Durant les décennies suivantes, ces cours disparaissaient. Puis, en 2010, le programme en « Modern European Studies » lui-même fut rayé de la liste des diplômes, tandis que l’expression « études européennes » fut supprimé du nom du département. Les étudiants n’avaient plus accès à un programme diplômant combinant les langues étrangères et les sciences sociales aussi rigoureusement que cela avait été le cas en 1968. Certes, le département préserva son expertise académique en études européennes jusque dans les années 2000, obtenant même des financements Jean Monnet de la part de la Commission européenne censés soutenir l’enseignement et la recherche sur l’intégration européenne, alors que les « études européennes » ne représentaient plus qu’une poignée de cours dont aucun n’était obligatoire pour aucun étudiant. En 2015, enfin, la Bibliothèque Universitaire finit par emballer son Centre de Documentation Européenne qui avait servi de dépôt de documentation officielle de l’Union européenne pour toute la région.
Cette histoire de la naissance et du déclin des études européennes à Loughborough est parfaitement représentative de la situation en 2016/17 : les études européennes, à quelques exceptions près, ont disparu des curricula des universités britanniques, les départements ont été fermés, et la discipline ne méritait même plus sa propre « sous-commission » dans la dernière grande évaluation nationale de la recherche en 2014, le « Research Excellence Framework » (REF) qui dresse le classement (en vue de leur financement futur) de la recherche dans les universités du Royaume. Ce fut une rupture avec les évaluations précédentes (en 2008, 2001, 1996 et 1992 respectivement), lors desquelles les études européennes avaient encore été considérées comme une discipline à part entière.
C’est là une rupture significative, qui en cache une autre.
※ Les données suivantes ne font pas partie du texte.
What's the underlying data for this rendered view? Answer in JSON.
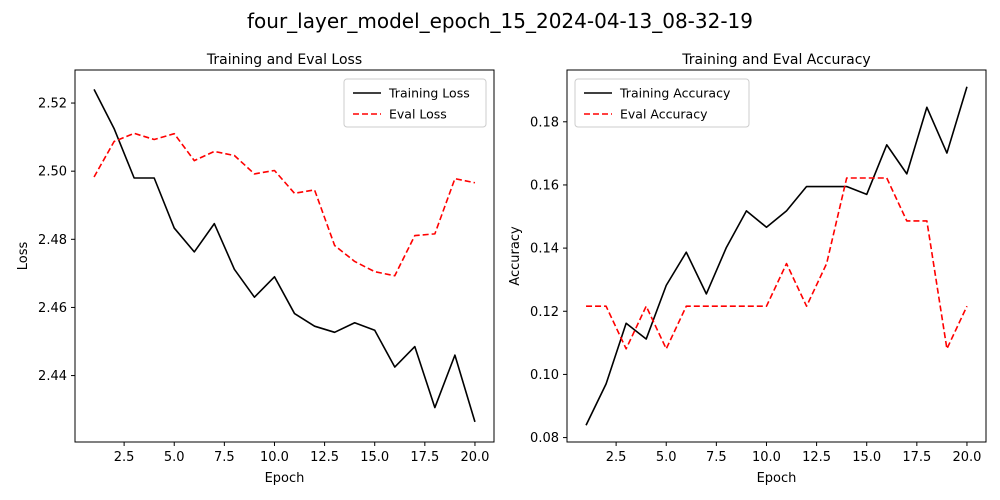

Comme l’a fait remarquer mon collègue Michael Smith en 2008 déjà, il y avait eu « un glissement des études axées sur les langues vers des études concentrées sur les sciences humaines et sociales dans lesquelles la langue de recherche et de publication est très majoritairement l’anglais ». Il a ainsi rejoint Kenneth Dyson, le président de la commission d’évaluation des Etudes Européennes en 2001, qui, dans son rapport, avait alerté de façon prémonitoire que « dans l’absence d’un plan d’action urgent et large en soutien de la discipline, les fondations de la recherche en Études Européennes s’effriteront rapidement, et la Grande-Bretagne perdra les ressources de connaissances en langue étrangères et de compétences culturelles nécessaires pour jouer avec succès son rôle en Europe ».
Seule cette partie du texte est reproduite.